Inspired by this article I tried optimizing an export function of a memberlist from our database.
The original queries look like this:
-- First query
SELECT
*
FROM
members_customer_id_0000000169
WHERE
deleted = '0000-00-00 00:00:00'
-- Second query run for every result from first query
SELECT
stores.external_store_id AS local_store_id
FROM
regions,
stores,
stores_reference_members_customer_id_0000000169
WHERE
regions.customer_id = 169
AND
stores.region_id = regions.id
AND
stores_reference_members_customer_id_0000000169.member_id =' . $result['id'] . '
AND
stores_reference_members_customer_id_0000000169.store_id = stores.id
The first query returns 180k rows and its performance is not efficient the second query fetch all 180k times.
I tried doing this instead:
SELECT
members_customer_id_0000000169.*,
stores.external_store_id AS local_store_id
FROM
members_customer_id_0000000169
LEFT JOIN
stores_reference_members_customer_id_0000000169
ON
stores_reference_members_customer_id_0000000169.member_id = members_customer_id_0000000169.id
JOIN
regions
JOIN
stores
WHERE
members_customer_id_0000000169.deleted = '0000-00-00 00:00:00'
AND
regions.customer_id = 169
AND
stores.region_id = regions.id
AND
stores_reference_members_customer_id_0000000169.store_id = stores.id
The result is only 140k rows. The reason is probably that I don’t get members without a local_store_id as I intended.

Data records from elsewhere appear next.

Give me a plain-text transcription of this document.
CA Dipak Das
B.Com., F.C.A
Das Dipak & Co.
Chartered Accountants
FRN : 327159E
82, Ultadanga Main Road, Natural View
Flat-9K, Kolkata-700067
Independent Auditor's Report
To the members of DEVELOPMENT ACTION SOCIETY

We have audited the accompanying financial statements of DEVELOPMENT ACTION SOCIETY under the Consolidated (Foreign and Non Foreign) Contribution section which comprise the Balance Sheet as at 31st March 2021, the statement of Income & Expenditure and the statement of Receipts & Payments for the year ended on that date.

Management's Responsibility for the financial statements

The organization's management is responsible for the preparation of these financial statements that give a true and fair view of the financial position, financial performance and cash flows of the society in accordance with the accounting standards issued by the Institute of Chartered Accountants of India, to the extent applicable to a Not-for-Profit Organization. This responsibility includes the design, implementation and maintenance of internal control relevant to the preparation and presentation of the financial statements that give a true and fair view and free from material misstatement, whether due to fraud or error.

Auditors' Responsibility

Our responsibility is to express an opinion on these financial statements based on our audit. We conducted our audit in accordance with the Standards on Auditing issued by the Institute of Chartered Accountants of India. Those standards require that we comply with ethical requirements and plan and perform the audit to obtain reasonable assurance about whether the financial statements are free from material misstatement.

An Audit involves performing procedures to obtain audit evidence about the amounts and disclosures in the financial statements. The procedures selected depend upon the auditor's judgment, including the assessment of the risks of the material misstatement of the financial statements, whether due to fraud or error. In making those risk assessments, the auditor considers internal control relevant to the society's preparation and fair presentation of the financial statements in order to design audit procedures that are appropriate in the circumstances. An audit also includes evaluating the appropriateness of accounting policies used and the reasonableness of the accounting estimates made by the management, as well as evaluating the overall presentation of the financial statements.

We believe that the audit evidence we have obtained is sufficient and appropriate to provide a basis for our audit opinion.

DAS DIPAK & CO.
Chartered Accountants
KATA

And I’m unsure what the problem is.
I’m confident that I’m doing something wrong with the joins because of the many tables and WHERE clauses, but I only have experience with doing LEFT/RIGHT joins between two tables.
Can anyone identify the problem?
Each JOIN operation should have a corresponding ON statement to tell SQL how to merge the records from the new table. It seems like you are doing some of that logic in the WHERE statement, which could be causing the issue.
Also, as far as getting members without a local_store_id, it could be the fact that you are doing an inner join on stores, so your result set only has members that have a corresponding row in stores based on your join logic. A left outer join may give you what you’re looking for.